Well, yes, TastyBits. The people have spoken and what they have said is that they don’t want healthcare insurance (in an insurance plan premiums are proportional to risk) but a prepaid healthcare maintenance plan in which costs are allocated “fairly”, i.e. not relative to risk but divvied up among broad age brackets.
That inevitably means that the young pay for the old, the healthy pay for the sick, men pay for women, and the temperate pay for those who make risky lifestyle choices. I honestly don’t see how that can be made to work without either placing restrictions on provider revenues or removing barriers to entry for providers but that’s where we are right now.
I try to stay out of the debate because little of it makes any sense or is logical. Most of the players and debates are disingenuous whether the participants know it or not. Further, many of the assumptions are wrong.
There needs to be more bad health choices not less. Extraordinary means are going to be taken to keep a 40, 60, and 80 year old alive, but they will most likely still die younger than they otherwise would have. If the 40 year old dies at 50, we have saved 30 to 40 years of healthcare expenses. Smoking should be encouraged not discouraged.

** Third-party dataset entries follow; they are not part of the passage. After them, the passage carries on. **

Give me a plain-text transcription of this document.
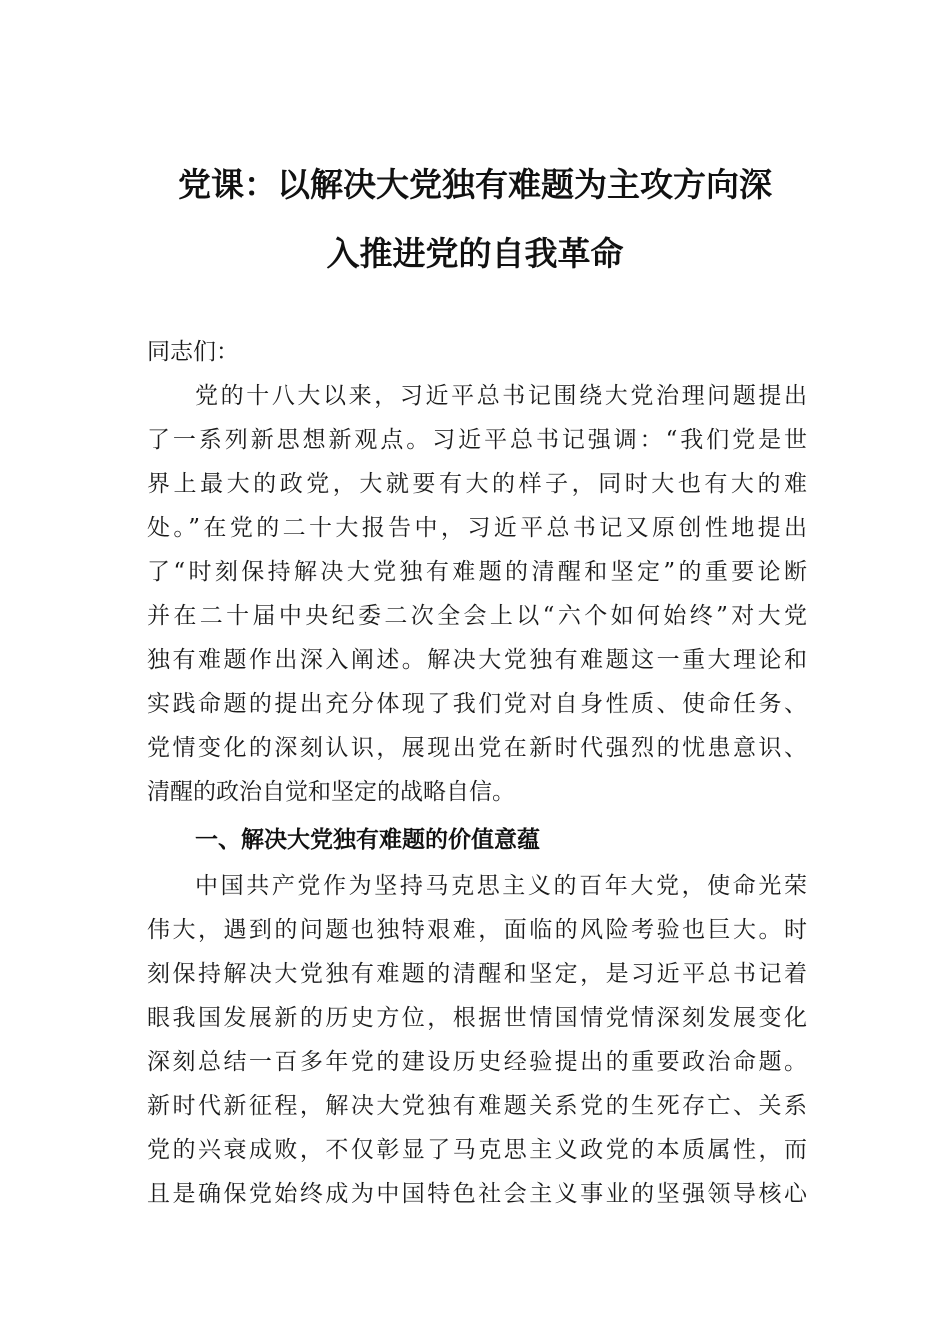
党课：以解决大党独有难题为主攻方向深
入推进党的自我革命
同志们：
党的十八大以来，习近平总书记围绕大党治理问题提出
了一系列新思想新观点。习近平总书记强调：“我们党是世
界上最大的政党，大就要有大的样子，同时大也有大的难
处。”在党的二十大报告中，习近平总书记又原创性地提出
了“时刻保持解决大党独有难题的清醒和坚定”的重要论断
并在二十届中央纪委二次全会上以“六个如何始终”对大党
独有难题作出深入阐述。解决大党独有难题这一重大理论和
实践命题的提出充分体现了我们党对自身性质、使命任务、
党情变化的深刻认识，展现出党在新时代强烈的忧患意识、
清醒的政治自觉和坚定的战略自信。
一、解决大党独有难题的价值意蕴
中国共产党作为坚持马克思主义的百年大党，使命光荣
伟大，遇到的问题也独特艰难，面临的风险考验也巨大。时
刻保持解决大党独有难题的清醒和坚定，是习近平总书记着
眼我国发展新的历史方位，根据世情国情党情深刻发展变化
深刻总结一百多年党的建设历史经验提出的重要政治命题。
新时代新征程，解决大党独有难题关系党的生死存亡、关系
党的兴衰成败，不仅彰显了马克思主义政党的本质属性，而
且是确保党始终成为中国特色社会主义事业的坚强领导核心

If we want a really healthy older population, childhood mortality should be increased. We need to weed out the weak. We want those who cannot tolerate second hand smoke to die an early death. Tobacco products should be subsidized not taxed. The antibacterial craze should be outlawed. Only the strong should survive.

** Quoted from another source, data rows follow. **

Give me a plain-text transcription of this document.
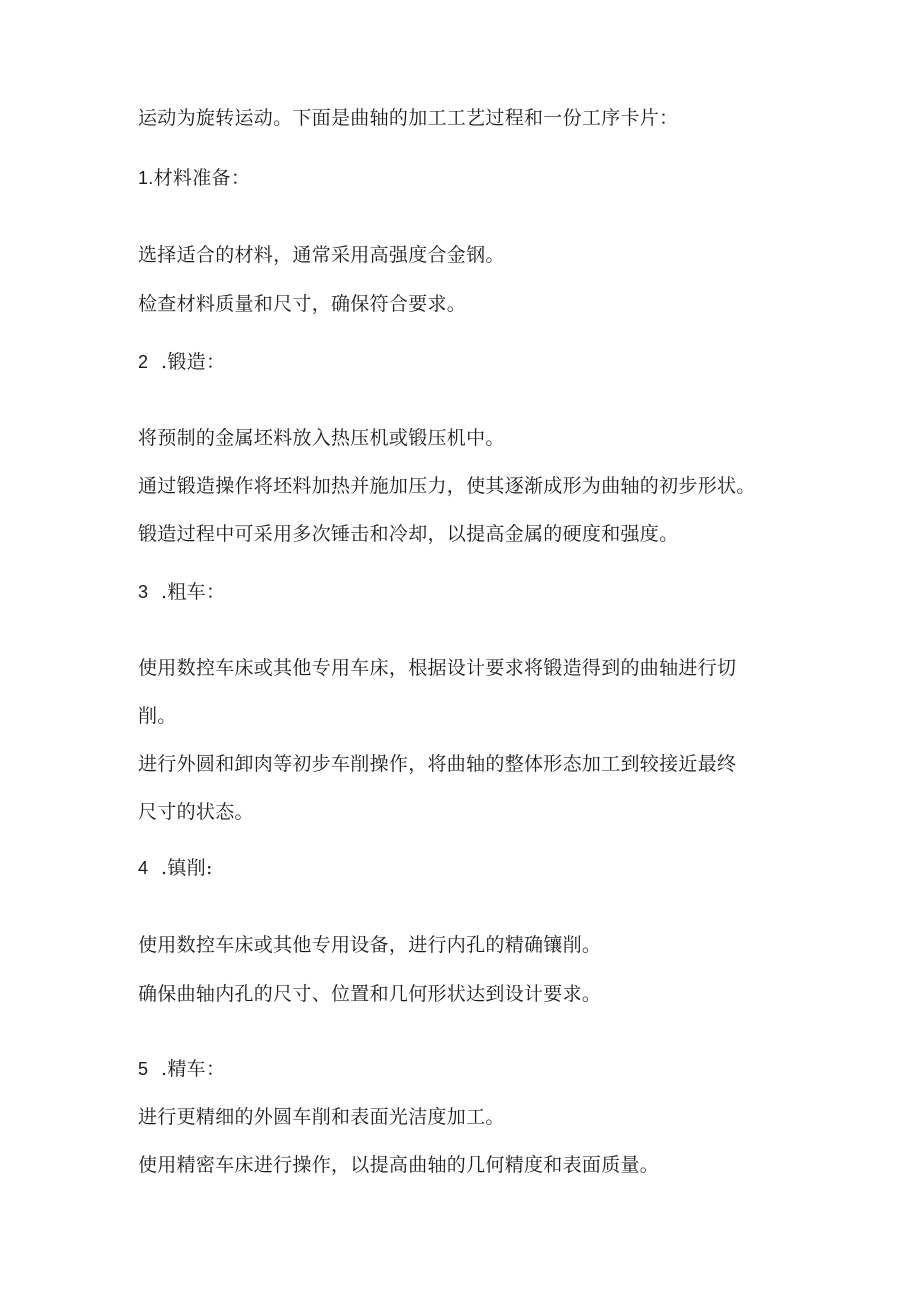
运动为旋转运动。下面是曲轴的加工工艺过程和一份工序卡片：

1.材料准备：

选择适合的材料，通常采用高强度合金钢。

检查材料质量和尺寸，确保符合要求。

2 .锻造：

将预制的金属坯料放入热压机或锻压机中。

通过锻造操作将坯料加热并施加压力，使其逐渐成形为曲轴的初步形状。

锻造过程中可采用多次锤击和冷却，以提高金属的硬度和强度。

3 .粗车：

使用数控车床或其他专用车床，根据设计要求将锻造得到的曲轴进行切

削。

进行外圆和卸肉等初步车削操作，将曲轴的整体形态加工到较接近最终

尺寸的状态。

4 .镇削:

使用数控车床或其他专用设备，进行内孔的精确镶削。

确保曲轴内孔的尺寸、位置和几何形状达到设计要求。

5 .精车：

进行更精细的外圆车削和表面光洁度加工。

使用精密车床进行操作，以提高曲轴的几何精度和表面质量。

The system promotes living longer, and it insists everybody get the maximum amount of care to ensure this occurs. While the quality of life is increasing, the cost is supposed to be decreasing, and when this does not occur, the blame is placed upon unhealthy lifestyle choices.
In order to lower costs, these unhealthy lifestyle choices are outlawed or made cost prohibitive, and with their reduction, the overall quality of life increases causing the overall costs to increase. As you note, the next solution is to cost shift from the unhealthy to the healthy.
There are much simpler solutions to this mess, but solutions to this mess are not the goal.